Since yelling and running would probably result in my quick transition into a pink, mushy paste, I merely jogged back to the suit. Still not easy with the parts in my arms, because while sturdy, they're really heavy too.

As I approached, the hammerhead looked up and ambled around the field, so that the scraps stayed between him and me. Warily, I placed my parts on the ground and began rebuilding the joint, every minute or so casting a glance over my shoulder to see if the hammerhead had moved. He just stood there and watched me work, though.

When I was finished with replacing the axis, I heard a quiet snort from behind me. Whirling around, I saw that the hammerhead had not moved. But while I was watching, he looked at the ground and extended one its antennae to nudge a warped steel strut towards me. When I just looked between him and the strut, he nudged the strut again.

I turned around, dug an undamaged copy out of my pile of spares and put that down next to the warped one, waiting for a reaction. He seemed satisfied to just look at the pair, so I turned back to my work. The next time I looked, he had shifted them around, apparently to look at them from another angle.

While I worked, we repeated this process a few times. A snort to gain my attention, nudging a piece of scrap until I produced a sound copy of the part and an investigation of the differences between the two.

Shortly after I took the strut I had shown him back to install it in the joint, a shadow fell over me.

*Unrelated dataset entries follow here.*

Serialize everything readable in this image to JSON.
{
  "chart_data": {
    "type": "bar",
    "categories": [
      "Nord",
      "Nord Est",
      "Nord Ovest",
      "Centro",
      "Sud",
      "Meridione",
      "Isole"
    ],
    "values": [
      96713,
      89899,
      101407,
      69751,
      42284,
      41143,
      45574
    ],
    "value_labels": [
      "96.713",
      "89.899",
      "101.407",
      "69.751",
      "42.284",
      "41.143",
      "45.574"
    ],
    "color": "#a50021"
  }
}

I froze as I didn't have a doubt to just who created the shadow. I was proven right as an antenna curled over my shoulder and tapped the wrench I was using to fasten the bolts around the base of the strut.

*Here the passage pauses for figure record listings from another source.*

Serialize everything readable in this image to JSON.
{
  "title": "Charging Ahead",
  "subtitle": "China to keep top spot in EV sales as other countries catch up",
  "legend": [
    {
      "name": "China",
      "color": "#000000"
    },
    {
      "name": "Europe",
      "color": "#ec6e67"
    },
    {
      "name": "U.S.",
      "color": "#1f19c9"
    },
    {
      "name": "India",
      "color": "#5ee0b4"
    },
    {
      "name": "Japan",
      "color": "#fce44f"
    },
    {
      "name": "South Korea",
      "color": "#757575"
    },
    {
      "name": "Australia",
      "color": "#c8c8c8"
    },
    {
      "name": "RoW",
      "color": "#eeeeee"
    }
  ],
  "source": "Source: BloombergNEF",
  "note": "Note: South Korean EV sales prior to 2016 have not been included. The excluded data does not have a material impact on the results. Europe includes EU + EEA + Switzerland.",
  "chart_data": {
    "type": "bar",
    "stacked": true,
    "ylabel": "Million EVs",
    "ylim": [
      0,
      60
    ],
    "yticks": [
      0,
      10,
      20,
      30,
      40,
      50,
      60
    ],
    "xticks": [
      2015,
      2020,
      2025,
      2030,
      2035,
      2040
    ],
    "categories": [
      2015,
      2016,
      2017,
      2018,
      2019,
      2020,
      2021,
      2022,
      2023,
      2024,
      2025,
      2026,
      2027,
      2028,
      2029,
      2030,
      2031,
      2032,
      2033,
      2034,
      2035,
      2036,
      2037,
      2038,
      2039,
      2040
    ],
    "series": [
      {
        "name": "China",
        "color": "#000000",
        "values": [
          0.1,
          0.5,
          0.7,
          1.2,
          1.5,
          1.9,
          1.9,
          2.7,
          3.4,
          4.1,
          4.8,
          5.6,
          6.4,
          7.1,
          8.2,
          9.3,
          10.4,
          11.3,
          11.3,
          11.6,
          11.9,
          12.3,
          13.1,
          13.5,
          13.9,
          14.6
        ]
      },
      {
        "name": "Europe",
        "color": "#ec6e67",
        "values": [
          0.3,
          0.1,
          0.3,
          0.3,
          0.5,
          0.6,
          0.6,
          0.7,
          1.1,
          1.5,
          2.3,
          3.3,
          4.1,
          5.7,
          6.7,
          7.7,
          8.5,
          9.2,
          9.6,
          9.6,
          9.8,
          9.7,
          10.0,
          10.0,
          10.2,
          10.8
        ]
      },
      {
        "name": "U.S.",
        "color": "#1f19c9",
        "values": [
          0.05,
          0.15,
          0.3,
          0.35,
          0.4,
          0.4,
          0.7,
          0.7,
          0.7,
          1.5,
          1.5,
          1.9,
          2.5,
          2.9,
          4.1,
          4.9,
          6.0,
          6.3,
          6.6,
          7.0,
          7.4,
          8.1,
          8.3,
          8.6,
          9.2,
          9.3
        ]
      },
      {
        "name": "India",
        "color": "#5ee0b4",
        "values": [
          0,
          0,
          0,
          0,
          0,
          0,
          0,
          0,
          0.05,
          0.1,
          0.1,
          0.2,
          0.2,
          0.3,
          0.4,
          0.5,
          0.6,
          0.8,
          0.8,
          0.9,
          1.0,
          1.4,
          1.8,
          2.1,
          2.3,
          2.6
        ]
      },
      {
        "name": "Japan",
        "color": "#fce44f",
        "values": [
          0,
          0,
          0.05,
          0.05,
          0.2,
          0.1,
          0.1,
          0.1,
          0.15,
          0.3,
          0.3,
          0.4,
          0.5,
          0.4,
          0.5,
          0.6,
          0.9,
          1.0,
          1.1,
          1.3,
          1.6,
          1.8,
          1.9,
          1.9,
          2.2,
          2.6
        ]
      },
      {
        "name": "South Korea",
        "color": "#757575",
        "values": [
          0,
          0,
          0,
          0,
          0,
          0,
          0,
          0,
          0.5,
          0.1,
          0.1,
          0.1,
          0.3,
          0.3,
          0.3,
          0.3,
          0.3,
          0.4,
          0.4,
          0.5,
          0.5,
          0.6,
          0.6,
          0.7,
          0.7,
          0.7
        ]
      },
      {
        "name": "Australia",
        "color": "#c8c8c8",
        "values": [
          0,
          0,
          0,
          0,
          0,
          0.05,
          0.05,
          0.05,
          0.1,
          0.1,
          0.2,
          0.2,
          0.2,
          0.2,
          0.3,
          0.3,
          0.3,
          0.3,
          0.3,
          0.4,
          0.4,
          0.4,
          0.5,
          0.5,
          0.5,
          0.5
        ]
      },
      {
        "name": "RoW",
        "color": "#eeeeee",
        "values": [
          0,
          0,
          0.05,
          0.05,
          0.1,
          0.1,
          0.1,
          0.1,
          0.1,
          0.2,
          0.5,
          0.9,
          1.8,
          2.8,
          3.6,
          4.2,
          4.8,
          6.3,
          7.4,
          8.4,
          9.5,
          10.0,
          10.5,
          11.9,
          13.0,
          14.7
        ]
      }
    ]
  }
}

Now I was baffled. The database hadn't mentioned anything about this level of curiosity. But I dutifully showed him the wrench and then grabbed the strut and give it a good tug. As the bolts weren't that tight yet, it moved visibly in my hand. I resumed my work and tugged again after I had finished. The strut didn't move at all.

After this demonstration, the hammerhead didn't interrupt me anymore, but he stayed close and watched me work.

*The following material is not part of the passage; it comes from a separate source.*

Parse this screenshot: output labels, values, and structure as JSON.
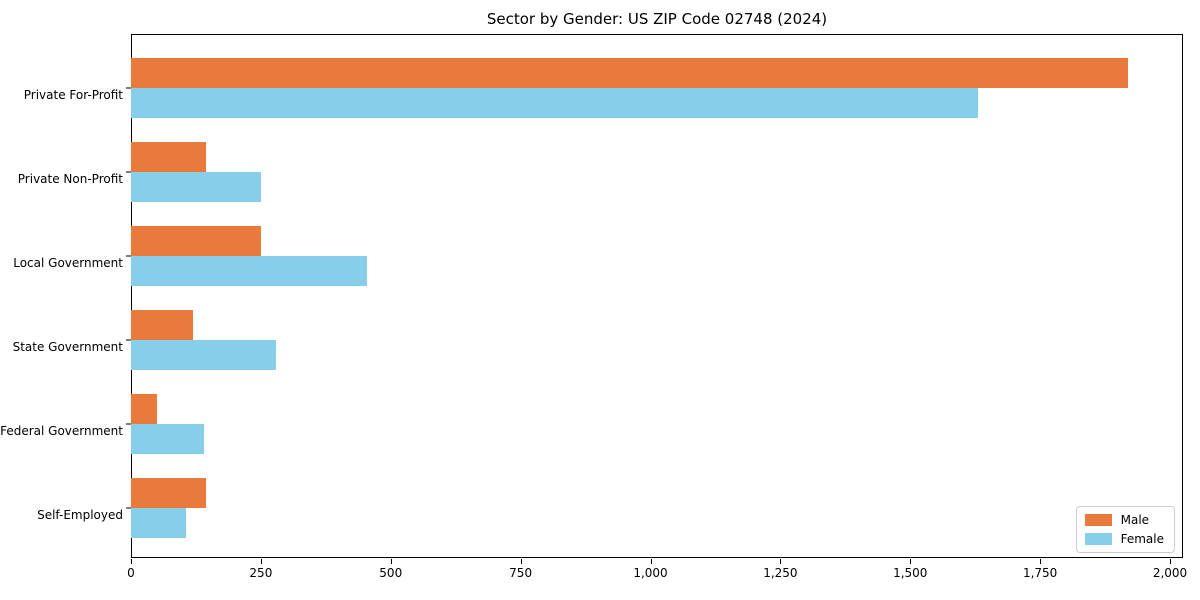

When I had finished, it was mid-afternoon and I still had to find a few about twenty feet long poles and some rope to splint the head of my 'little' friend. The poles were relatively easy, young trees are in abundance in a jungle, the rope was a bit problematic. After I remembered that the Na'vi use razor palm fronds for their velcro-like underside, I tried to recall where exactly on my foraging expeditions I had seen a grove of razor palms...

When I got there, it turned out to be a struggle to find fronds long enough to fit around the hammer. But even that was solved once I had navigated deep enough into the grove to locate several older plants. The arms and hands of the suit were full of scratches afterwards, nothing deep, just enough so the dulled metal began to gleam, but it served me as a reminder of just how sharp razor palm fronds are.


Getting the hammerhead to allow me to strap wood to his head wasn't easy, especially since he seemed to derive some kind of pleasure from bumping his head into me with just the right amount of force to topple the suit!

Standing up for the fifth time in thirty minutes, I thumped the injured part of his hammer with a fist. The wince and gasp the hammerhead emitted was enough for me to know that the injury still hurt, even if he acted like it didn't. Demonstrating how the young trees I had been trying to tie around his head didn't bend when I hit them, I was rewarded with a tilted head. Taking that as encouragement, I stepped forward and, as he held still this time, began to wrap the palm fronds around his hammer. After I had loosely tied two fronds on the right and two on the left side, I took the poles and, one by one, slid them in between the hammer and the fronds.

When I was finished, my patient shook his head as if unsatisfied with the added weight, but he didn't wince anymore when I hit the injured half of his hammer. The revenge followed on the spot though, as I landed on my back once again.


That evening, while I shared a large part of my stored fruit with my patient, I saw the first woodsprite. It came out of the jungle, danced across the length of my patients hammer, settled shortly on the canopy of my suit and finally vanished into the trees again.